In 2004, Duke University Health System, Inc. renovated two elevators in the hospital’s parking deck. After completion, the elevator repair company placed barrels of used hydraulic fluid in its designated storage area. The hospital had given the elevator repair company several empty 15 gallon barrels that had previously contained the surgical detergents called “Mon Klenz,” “Klenzyme,” and a surgical lubricant known as “Hinge Free.” Hospital employees later saw the barrels and mistakenly thought they contained surgical detergents and lubricants. Eventually, the hospital used the hydraulic fluid to wash hundreds of surgical instruments. The hospital paid more than six million dollars settling claims with more than 100 patients. The hospital then sued the elevator repair company.
In an insurance declaratory judgment action, the elevator repair company’s insurer claimed the entire mistake was a single occurrence, which obligated that insurer to pay only its $1 million “per occurrence” limit, which it had in fact already paid directly to the patients. The hospital argued the elevator company’s decision to leave the barrels in the storage area could not be considered an “accident” because it was a volitional act, and the court should look to the ‘most immediate cause’ test of the injury. The court responded that “although this semantic argument is intriguing, it lacks merit.”
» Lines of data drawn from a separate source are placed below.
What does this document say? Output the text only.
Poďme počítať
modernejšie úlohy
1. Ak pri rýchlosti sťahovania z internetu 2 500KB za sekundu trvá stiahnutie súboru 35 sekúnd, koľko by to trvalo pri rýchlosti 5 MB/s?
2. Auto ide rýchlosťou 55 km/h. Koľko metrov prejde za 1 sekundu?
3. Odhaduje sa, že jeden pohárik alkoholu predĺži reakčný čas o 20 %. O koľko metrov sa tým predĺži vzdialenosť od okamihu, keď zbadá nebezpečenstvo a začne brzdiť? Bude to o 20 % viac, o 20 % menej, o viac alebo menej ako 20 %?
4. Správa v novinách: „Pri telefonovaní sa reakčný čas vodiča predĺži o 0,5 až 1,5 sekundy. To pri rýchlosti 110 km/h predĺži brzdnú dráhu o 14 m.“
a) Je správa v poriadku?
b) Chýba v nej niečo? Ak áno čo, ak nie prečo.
The court, applying North Carolina law, decided to use the “cause test” to determine the number of occurrences. In this test, “the number of occurrences is determined by the cause or causes of the resulting injury.” This is opposed to the “effect test,” which treats each injury as a separate occurrence. Considering the cause, rather than the effect, focuses attention on the action by the insured, rather than the subsequent injury, the intervening act of hundreds of surgeries done by the hospital. The court focused instead on the elevator company’s single act of negligence and ruled it was one occurrence. Therefore, with one occurrence, the “per occurrence” limit of $1 million was all that was available.